Prove series is convergent based on the convergence of the sum

Question

I need to prove:

If $\sum(a_n + b_n)$ is convergent and $\displaystyle{\lim_{n \to \infty}a_n = 0}$ then the series $$ a_1 + b_1 + a_2 + b_2 + \cdots $$ is convergent.

I was trying to use Cauchy's convergence test but I am feeling like I am missing something and I will be happy if someone can confirm my proof.

Proof: We need to show that for every $\varepsilon > 0$ there is a natural number $N$ such that:

$$|a_{n+1}+b_{n+1}+\cdots +a_{n+p}+b_{n+p} +a_{n+p+1}|<\varepsilon $$

holds for all $n > N$ and all $p \ge 1$. That's because we know the series $\sum(a_n + b_n)$ is convergent and therefore by Cauchy's convergence test for every $\varepsilon > 0$ there is a natural number $N$ such that:

$$|a_{n+1}+b_{n+1}+\cdots +a_{n+p}+b_{n+p}|<\varepsilon $$

holds for all $n > N$ and all $p \geq 1$.

From what we have just mentioned we can deduce that for every $\varepsilon/2 > 0$ there is a natural number $N_1$ such that:

$$|a_{n+1}+b_{n+1}+\cdots +a_{n+p}+b_{n+p}|<\frac{\varepsilon}{2} $$

holds for all $n > N_1$ and all $p \geq 1$.

Moreover from the fact $\lim_{n \to \infty} a_n = 0$, we can deduce that for every $\varepsilon/2 > 0$ there is a natural number $N_2$ such that:

$$|a_n| < \frac{\varepsilon}{2} \qquad\text{for all } n > N_2.$$

Let us define $N_3 = \max\{ N_1, N_2 \} $, then for all $n > N_3$ and for all $p \geq 1$:

\begin{align*} &|a_{n+1}+b_{n+1}+\cdots +a_{n+p}+b_{n+p} +a_{n+p+1}| \\ &\leq |a_{n+1}+b_{n+1}+\cdots +a_{n+p}+b_{n+p}| + |a_{n+p+1}| \\ &< \frac{\varepsilon}{2} + \frac{\varepsilon}{2} = \varepsilon \end{align*}

I will be grateful for any comments for my proof, many thanks.

Answer 1

You don't need Cauchy criterion here.

Let

$$ c_n = \left\{ \begin{array}{ll} a_{(n+1)/2} & \mbox{if } n \text{ is odd} \\ b_{n/2} & \mbox{if } n \text{ is even} \end{array} \right. $$

and let $$C_n = \sum_{k=1}^n c_k$$

The question is to prove that $(C_n)_{n \in \mathbb{N}}$ converges.
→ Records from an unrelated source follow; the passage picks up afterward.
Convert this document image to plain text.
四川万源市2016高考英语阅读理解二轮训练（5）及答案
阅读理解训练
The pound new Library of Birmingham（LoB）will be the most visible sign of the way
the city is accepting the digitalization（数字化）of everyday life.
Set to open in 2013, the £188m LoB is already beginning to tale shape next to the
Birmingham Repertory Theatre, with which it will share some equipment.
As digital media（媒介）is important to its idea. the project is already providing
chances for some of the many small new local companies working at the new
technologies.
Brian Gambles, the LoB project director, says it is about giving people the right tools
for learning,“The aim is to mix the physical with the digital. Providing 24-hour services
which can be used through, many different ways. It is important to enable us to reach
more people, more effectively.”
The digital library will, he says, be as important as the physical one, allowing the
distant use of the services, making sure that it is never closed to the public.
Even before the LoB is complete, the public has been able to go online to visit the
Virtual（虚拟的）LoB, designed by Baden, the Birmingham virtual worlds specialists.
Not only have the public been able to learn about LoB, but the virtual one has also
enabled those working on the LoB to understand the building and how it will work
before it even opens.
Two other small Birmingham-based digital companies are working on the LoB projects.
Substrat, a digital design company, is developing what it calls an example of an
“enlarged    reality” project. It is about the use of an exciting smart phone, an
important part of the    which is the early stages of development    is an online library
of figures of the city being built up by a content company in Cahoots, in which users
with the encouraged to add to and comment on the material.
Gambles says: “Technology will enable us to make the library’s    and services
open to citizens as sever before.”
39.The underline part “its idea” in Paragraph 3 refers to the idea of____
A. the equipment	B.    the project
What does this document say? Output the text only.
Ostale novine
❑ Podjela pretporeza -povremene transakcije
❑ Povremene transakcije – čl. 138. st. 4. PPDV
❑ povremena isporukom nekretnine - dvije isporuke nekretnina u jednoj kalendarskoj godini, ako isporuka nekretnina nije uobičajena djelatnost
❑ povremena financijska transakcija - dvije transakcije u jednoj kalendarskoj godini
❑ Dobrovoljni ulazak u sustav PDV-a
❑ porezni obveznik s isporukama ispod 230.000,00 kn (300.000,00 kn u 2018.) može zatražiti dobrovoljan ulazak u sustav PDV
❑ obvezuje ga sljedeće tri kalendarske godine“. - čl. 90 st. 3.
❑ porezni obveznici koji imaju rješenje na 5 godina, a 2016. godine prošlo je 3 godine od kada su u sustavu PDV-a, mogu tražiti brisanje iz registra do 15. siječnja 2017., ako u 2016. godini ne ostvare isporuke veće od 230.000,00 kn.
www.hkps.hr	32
Let $\displaystyle{S_n = \sum_{k=1}^n (a_k + b_k)}$. By assumption, the sequence $(S_n)_{n \in \mathbb{N}} $ converges to a limit $L$.
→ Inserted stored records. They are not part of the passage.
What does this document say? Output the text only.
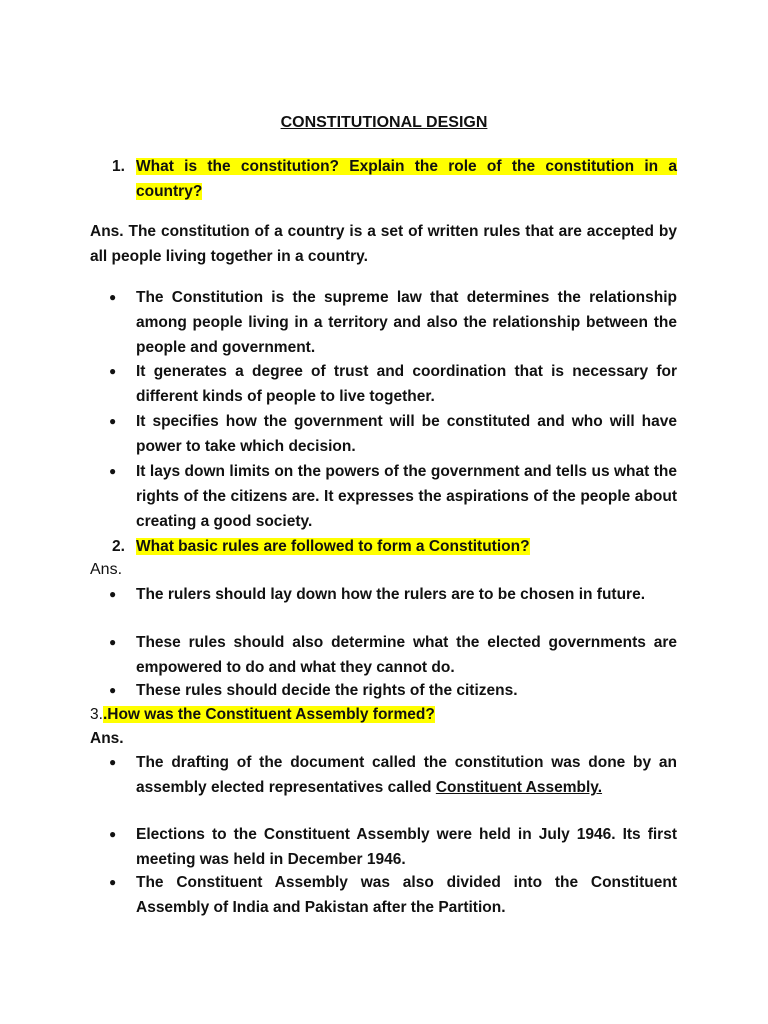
CONSTITUTIONAL DESIGN
1. What is the constitution? Explain the role of the constitution in a country?
Ans. The constitution of a country is a set of written rules that are accepted by all people living together in a country.
● The Constitution is the supreme law that determines the relationship among people living in a territory and also the relationship between the people and government.
● It generates a degree of trust and coordination that is necessary for different kinds of people to live together.
● It specifies how the government will be constituted and who will have power to take which decision.
● It lays down limits on the powers of the government and tells us what the rights of the citizens are. It expresses the aspirations of the people about creating a good society.
2. What basic rules are followed to form a Constitution?
Ans.
● The rulers should lay down how the rulers are to be chosen in future.
● These rules should also determine what the elected governments are empowered to do and what they cannot do.
● These rules should decide the rights of the citizens.
3..How was the Constituent Assembly formed?
Ans.
● The drafting of the document called the constitution was done by an assembly elected representatives called Constituent Assembly.
● Elections to the Constituent Assembly were held in July 1946. Its first meeting was held in December 1946.
● The Constituent Assembly was also divided into the Constituent Assembly of India and Pakistan after the Partition.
For every $n \in \mathbb{N}$, one has $$C_{2n} = S_n$$ $$C_{2n+1} = S_n + a_{n+1}$$

Becasue $a_n \longrightarrow 0$, then both the subsequences $(C_{2n})_{n \in \mathbb{N}}$ and $(C_{2n+1})_{n \in \mathbb{N}}$ converges to the same limit ($L$), which implies directly that $$\boxed{(C_n)_{n \in \mathbb{N}} \text{ converges.}}$$